Keinginan untuk Bergabung dengan Gerindra
Dalam Kongres III Projo yang digelar pekan lalu, Budi Arie secara gamblang menyebutkan bahwa dirinya ingin segera bergabung dengan Partai Gerindra. Ia berkomitmen untuk memperkuat dan mendukung agenda-agenda politik Presiden Prabowo.
“Ya secepatnya (gabung Gerindra),” kata Budi Arie di sela-sela Kongres III Projo di Grand Sahid Jaya, Sudirman, Jakarta Pusat, Sabtu (1/11/2025).
Budi bertekad untuk memperkuat partai yang dipimpin oleh Presiden Prabowo Subianto. Ia secara jelas menyebutkan nama Partai Gerindra sebagai partai tujuannya.
“Betul. Iya lah, pasti Gerindra. Nanti kita tunggu dinamika di Kongres ketiga ini. Yang pasti begini, satu, kita akan memperkuat dan mendukung agenda-agenda politik Presiden Prabowo,” tutur Budi.
Tanggapan dari Sufmi Dasco Ahmad
Sementara itu, Ketua Harian Partai Gerindra, Sufmi Dasco Ahmad, mengaku belum mendengar kabar tersebut. Hal ini dikatakan Dasco usai berbincang dengan Budi Arie Setiadi di sela-sela Kongres III Projo di hari yang sama.
“Statemen tadi saya belum dengar, mungkin nanti saya, mungkin nanti saya pengin dengar di dalam,” kata Dasco.
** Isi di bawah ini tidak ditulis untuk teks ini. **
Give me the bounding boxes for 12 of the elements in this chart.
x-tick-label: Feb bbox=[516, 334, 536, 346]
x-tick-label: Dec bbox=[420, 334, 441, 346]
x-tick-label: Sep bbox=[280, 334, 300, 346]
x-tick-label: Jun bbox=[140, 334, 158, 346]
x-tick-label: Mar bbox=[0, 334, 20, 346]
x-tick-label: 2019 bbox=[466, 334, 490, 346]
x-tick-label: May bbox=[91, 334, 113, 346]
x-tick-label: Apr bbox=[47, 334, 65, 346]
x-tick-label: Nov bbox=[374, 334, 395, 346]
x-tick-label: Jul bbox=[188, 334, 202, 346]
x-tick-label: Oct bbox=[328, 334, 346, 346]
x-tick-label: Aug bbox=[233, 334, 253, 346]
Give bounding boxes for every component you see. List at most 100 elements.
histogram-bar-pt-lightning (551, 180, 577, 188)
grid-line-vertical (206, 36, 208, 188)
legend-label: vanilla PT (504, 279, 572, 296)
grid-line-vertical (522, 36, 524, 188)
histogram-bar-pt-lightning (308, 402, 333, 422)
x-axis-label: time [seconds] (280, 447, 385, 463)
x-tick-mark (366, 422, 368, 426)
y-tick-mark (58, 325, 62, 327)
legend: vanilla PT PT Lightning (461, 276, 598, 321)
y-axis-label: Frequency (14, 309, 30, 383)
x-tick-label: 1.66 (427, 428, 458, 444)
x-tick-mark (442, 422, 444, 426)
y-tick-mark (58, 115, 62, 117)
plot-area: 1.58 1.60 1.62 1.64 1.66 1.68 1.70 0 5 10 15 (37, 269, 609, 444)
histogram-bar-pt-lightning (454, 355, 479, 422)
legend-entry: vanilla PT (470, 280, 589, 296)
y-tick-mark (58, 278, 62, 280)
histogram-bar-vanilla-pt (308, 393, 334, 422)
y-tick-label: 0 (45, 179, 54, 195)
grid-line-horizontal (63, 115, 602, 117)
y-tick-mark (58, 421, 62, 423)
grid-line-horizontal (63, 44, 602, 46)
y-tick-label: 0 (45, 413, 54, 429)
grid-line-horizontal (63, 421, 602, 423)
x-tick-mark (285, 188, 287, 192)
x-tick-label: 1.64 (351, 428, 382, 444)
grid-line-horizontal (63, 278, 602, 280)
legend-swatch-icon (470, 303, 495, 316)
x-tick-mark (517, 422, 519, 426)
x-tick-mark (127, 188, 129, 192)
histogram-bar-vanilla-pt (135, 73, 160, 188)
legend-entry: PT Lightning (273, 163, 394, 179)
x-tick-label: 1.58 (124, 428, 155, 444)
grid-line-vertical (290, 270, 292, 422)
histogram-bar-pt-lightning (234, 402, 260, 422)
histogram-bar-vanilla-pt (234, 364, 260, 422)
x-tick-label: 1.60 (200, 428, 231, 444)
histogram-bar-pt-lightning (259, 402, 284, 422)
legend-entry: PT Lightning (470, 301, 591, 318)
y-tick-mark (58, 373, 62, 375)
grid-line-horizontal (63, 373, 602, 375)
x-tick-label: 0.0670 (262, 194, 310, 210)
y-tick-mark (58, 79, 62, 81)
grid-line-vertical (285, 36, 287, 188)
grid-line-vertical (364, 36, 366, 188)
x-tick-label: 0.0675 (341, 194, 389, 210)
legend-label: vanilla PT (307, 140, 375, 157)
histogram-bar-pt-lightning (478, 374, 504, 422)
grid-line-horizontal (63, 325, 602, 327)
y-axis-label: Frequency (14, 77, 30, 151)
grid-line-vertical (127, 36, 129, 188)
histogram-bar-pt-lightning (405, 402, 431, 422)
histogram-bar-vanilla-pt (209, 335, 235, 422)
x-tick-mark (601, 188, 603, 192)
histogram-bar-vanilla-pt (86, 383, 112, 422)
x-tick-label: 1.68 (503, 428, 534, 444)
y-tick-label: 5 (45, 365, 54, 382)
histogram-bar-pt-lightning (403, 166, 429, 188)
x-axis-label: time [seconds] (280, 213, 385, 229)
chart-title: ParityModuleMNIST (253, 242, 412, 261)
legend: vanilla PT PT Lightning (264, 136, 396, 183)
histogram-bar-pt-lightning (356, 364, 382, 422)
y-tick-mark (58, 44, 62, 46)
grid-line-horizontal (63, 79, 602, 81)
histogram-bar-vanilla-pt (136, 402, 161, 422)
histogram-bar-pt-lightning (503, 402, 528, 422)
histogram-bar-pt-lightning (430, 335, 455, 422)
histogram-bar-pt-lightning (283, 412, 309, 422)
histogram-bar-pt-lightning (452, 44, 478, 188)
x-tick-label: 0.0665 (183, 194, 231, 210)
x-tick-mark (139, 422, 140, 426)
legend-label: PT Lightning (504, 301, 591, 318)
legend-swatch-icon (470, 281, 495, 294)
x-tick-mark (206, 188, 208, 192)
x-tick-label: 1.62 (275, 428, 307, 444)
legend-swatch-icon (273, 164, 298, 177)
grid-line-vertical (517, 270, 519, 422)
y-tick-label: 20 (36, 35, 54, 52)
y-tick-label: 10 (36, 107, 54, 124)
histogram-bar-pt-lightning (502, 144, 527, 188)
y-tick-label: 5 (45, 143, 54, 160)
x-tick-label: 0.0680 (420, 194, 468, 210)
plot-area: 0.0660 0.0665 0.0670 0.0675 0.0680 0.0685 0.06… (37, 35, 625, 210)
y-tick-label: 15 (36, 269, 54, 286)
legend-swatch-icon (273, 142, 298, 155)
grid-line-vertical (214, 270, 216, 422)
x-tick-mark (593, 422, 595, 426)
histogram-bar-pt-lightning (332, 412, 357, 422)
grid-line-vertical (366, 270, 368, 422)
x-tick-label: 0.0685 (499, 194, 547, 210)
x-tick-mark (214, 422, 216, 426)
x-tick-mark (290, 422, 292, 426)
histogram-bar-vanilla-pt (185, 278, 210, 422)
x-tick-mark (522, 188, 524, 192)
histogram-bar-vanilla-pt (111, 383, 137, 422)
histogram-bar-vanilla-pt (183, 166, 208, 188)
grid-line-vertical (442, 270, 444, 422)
Ia juga mengaku belum mendengar rencana sejumlah relawan Projo untuk bergabung memperkuat amunisi partai. Namun, ia memastikan bahwa Gerindra siap menerima gelombang besar para relawan dari manapun.
Partai yang dipimpin oleh Presiden Prabowo Subianto tersebut akan mempertimbangkan agar masukan para calon kader diakomodir.
“Kalau Gerindra siap, gelombang besar dari manapun. Ya kita namanya aspirasi, tentu kita akan pertimbangkan untuk diakomodir,” jelas Dasco.
Perubahan Logo Projo
Seiring dengan itu, Budi Arie yang terpilih kembali menjadi Ketum Projo ingin mengubah logo persatuan relawan Projo. Alasannya adalah agar tidak terkesan mengkultuskan seseorang.
Adapun logo Projo saat ini berwarna hitam dan merah. Siluet wajah Presiden ke-7 Joko Widodo juga tergambar jelas menjadi inti logo, yang dilingkari lingkaran berwarna putih. Di bawah lingkaran, terdapat nama Projo.
Budi pun telah berbicara dengan Jokowi terkait perubahan logo itu.
“Logo Projo akan kita rubah, supaya tidak terkesan kultus individu,” bebernya.
Budi juga membantah bahwa Projo adalah singkatan dari Pro Jokowi. Menurutnya, Projo adalah bahasa Sansekerta yang berarti negeri.
“Projo itu artinya negeri dan rakyat. Jadi Projo itu sendiri artinya adalah negeri dalam bahasa Sansekerta, dan dalam bahasa Jawa Kawi itu artinya rakyat,” tandas Budi.